您现在的位置是：亿华云 > 数据库

Excel大批量数据的导入和导出，如何做优化？

亿华云2025-10-02 18:51:13【数据库】2人已围观

简介概要Java对Excel的操作一般都是用POI，但是数据量大的话可能会导致频繁的FGC或OOM，这篇文章跟大家说下如果避免踩POI的坑，以及分别对于xls和xlsx文件怎么优化大批量数据的导入和导出。

概要

Java对Excel的大的导导出操作一般都是用POI，但是批量数据量大的话可能会导致频繁的FGC或OOM，这篇文章跟大家说下如果避免踩POI的数据坑，以及分别对于xls和xlsx文件怎么优化大批量数据的入和导入和导出。

一次线上问题

这是优化一次线上的问题，因为一个大数据量的大的导导出Excel导出功能，而导致服务器频繁FGC，批量具体如图所示

可以看出POI的数据对象以及相关的XML对象占用了绝大部分的内存消耗，频繁FGC说明这些对象一直存活，入和没有被回收。优化

原因是大的导导出由于导出的数据比较大量，大概有10w行 * 50列，批量由于后台直接用XSSFWorkbook导出，数据在导出结束前内存有大量的入和Row，Cell，网站模板优化Style等，以及基于XLSX底层存储的XML对象没有被释放。

Excel的存储格式

下面的优化内容涉及Excel的底层存储格式，所以要先跟大家讲一下。

XLS

03版的XLS采用的是一种名为BIFF8(Binary-Interchange-File-Format)，基于OLE2规范的二进制文件格式。大概就是一种结构很复杂的二进制文件，具体细节我也不是很清楚，大家也没必要去了解它，已经被淘汰了。想了解的话可以看看Excel XLS文件格式

XLSX

07版的XLSX则是采用OOXML(Office Open Xml)的格式存储数据。简单来说就是一堆xml文件用zip打包之后文件。
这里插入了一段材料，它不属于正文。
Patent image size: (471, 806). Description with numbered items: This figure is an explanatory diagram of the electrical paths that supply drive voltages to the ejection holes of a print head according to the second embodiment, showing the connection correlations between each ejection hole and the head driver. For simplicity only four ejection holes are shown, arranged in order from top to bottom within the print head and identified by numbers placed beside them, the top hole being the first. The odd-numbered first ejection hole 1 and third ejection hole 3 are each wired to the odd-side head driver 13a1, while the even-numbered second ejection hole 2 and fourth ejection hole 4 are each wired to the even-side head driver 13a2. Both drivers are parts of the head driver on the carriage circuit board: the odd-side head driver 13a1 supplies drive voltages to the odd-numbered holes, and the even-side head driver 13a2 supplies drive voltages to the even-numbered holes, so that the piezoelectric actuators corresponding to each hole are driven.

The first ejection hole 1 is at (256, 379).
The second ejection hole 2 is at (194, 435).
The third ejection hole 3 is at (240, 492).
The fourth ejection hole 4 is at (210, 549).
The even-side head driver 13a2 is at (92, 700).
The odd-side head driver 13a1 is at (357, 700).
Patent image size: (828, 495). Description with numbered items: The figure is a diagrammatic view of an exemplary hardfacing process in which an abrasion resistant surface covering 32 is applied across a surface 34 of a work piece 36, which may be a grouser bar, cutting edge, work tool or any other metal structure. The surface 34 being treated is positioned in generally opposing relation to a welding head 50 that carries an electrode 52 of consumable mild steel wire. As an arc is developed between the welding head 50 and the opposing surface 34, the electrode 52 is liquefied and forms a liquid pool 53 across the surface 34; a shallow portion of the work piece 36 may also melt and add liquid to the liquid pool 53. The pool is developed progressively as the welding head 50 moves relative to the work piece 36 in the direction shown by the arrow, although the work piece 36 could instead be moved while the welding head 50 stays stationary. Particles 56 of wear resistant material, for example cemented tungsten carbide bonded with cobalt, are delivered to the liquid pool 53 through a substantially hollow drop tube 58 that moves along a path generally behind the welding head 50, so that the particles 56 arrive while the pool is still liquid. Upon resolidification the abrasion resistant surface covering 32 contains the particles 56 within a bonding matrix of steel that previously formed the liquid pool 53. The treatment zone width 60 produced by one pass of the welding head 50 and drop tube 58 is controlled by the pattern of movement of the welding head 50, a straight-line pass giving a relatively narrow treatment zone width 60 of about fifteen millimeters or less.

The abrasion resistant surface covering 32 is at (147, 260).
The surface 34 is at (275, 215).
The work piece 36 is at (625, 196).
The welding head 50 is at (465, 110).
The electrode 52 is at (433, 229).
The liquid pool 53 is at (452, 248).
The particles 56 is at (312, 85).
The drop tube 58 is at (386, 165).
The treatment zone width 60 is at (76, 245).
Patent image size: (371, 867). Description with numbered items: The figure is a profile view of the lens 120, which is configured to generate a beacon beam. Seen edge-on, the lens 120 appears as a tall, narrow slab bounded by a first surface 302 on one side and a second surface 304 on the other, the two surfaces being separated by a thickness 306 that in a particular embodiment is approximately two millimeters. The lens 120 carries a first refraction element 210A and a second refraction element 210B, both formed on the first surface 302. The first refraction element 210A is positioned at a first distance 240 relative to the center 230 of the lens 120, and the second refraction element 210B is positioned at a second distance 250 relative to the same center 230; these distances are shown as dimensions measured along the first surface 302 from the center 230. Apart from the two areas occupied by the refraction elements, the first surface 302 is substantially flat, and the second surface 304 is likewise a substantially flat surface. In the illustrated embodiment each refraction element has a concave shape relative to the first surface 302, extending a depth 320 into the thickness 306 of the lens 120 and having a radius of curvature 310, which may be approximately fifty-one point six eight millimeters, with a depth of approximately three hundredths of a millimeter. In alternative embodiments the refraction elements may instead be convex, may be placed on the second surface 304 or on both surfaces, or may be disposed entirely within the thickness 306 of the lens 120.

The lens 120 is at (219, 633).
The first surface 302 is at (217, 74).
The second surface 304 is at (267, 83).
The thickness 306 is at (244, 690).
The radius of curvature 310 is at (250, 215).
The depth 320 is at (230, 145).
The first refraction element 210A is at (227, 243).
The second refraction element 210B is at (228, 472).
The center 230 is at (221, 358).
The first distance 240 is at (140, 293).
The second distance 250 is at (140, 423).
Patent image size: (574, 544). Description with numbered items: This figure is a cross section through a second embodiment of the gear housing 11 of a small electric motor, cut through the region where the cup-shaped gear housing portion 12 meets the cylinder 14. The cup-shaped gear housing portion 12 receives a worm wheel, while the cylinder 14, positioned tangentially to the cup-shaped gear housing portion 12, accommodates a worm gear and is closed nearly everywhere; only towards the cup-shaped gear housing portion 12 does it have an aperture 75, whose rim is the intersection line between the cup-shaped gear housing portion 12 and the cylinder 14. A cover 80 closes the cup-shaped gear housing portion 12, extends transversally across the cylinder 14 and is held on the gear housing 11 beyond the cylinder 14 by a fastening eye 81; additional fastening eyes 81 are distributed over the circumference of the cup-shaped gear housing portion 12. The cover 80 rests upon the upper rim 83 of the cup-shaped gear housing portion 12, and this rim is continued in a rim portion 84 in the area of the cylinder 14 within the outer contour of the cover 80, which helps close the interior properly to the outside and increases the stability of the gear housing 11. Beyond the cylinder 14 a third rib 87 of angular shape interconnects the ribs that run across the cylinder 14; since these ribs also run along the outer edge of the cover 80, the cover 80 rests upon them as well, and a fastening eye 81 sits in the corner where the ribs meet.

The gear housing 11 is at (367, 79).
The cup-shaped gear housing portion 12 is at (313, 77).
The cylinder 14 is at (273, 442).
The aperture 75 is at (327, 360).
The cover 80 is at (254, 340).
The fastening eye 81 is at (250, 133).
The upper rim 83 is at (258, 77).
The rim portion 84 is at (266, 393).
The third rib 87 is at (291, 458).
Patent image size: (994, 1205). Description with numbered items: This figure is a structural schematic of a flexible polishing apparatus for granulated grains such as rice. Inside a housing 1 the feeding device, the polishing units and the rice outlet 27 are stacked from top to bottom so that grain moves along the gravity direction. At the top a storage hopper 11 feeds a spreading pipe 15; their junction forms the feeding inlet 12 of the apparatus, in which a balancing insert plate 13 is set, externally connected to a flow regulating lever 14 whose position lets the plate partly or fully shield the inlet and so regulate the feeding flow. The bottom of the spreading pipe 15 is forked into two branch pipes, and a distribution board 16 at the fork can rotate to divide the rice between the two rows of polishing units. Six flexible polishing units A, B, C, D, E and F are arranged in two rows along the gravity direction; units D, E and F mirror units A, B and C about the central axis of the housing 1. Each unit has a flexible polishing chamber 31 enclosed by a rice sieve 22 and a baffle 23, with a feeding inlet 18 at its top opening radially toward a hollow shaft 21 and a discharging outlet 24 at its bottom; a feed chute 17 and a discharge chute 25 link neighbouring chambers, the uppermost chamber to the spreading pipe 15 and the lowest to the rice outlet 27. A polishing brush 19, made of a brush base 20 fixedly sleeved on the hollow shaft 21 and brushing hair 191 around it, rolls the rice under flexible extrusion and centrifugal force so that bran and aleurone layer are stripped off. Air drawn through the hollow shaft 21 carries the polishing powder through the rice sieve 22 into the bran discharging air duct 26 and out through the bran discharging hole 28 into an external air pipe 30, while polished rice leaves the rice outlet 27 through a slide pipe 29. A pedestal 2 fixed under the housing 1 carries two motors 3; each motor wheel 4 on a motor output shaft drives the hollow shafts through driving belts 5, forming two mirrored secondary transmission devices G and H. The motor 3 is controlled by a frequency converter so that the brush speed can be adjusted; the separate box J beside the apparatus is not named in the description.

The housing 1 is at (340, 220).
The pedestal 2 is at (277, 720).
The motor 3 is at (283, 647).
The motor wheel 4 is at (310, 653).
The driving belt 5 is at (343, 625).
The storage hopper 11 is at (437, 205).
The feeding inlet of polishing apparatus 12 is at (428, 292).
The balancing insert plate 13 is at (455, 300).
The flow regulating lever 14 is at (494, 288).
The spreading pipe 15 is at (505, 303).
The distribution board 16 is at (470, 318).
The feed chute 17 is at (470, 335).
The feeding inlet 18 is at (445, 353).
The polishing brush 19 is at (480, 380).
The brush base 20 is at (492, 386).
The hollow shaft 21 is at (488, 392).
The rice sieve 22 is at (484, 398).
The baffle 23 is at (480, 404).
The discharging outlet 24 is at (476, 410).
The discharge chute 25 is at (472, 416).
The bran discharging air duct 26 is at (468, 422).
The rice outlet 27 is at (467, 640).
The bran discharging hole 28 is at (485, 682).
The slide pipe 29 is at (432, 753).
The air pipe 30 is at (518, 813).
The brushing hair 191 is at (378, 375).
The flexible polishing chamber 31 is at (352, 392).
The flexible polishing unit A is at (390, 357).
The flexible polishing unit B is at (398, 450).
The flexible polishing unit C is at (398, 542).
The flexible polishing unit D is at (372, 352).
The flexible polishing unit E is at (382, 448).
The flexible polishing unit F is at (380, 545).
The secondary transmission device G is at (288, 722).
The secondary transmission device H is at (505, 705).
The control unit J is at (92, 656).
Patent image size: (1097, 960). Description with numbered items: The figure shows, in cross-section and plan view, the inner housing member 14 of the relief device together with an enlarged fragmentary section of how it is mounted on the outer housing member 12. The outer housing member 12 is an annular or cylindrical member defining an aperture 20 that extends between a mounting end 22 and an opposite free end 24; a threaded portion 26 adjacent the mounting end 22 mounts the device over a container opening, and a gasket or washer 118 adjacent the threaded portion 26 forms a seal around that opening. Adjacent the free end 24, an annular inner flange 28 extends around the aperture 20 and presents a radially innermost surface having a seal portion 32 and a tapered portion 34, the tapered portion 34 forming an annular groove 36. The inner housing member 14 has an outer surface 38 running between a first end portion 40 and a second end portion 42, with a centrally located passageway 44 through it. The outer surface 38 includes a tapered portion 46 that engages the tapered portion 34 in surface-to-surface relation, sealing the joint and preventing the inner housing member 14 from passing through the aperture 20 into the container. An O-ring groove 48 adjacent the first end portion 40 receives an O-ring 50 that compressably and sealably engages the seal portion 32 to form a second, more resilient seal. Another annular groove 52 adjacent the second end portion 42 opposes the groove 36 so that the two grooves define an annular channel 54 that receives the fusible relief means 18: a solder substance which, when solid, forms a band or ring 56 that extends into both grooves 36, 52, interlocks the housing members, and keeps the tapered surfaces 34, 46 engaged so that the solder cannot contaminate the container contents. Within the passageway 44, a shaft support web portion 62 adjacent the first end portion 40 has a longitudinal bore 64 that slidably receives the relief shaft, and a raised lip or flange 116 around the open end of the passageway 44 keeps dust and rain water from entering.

这个对于大家来说就熟悉了，把xlsx文件后缀名改为zip后，再解压出来就可以看到文件结构

打开sheet1.xml，可以看到是描述第一个sheet的云服务器内容

导出优化

事例源码基于POI3.17版本

XLSX

由于xlsx底层使用xml存储，占用内存会比较大，官方也意识到这个问题，在3.8版本之后，提供了SXSSFWorkbook来优化写性能。

官方说明

https://poi.apache.org/components/spreadsheet/how-to.html#sxssf

使用

SXSSFWorkbook使用起来特别的简单，只需要改一行代码就OK了。

原来你的代码可能是长这样的

Workbook workbook = new XSSFWorkbook(inputStream);

那么你只需要改成这样子，就可以用上SXSSFWorkbook了

Workbook workbook = new SXSSFWorkbook(new XSSFWorkbook(inputStream));

其原理是可以定义一个window size（默认100），生成Excel期间只在内存维持window size那么多的行数Row，超时window size时会把之前行Row写到一个临时文件并且remove释放掉，这样就可以达到释放内存的效果。

SXSSFSheet在创建Row时会判断并刷盘、释放超过window size的Row。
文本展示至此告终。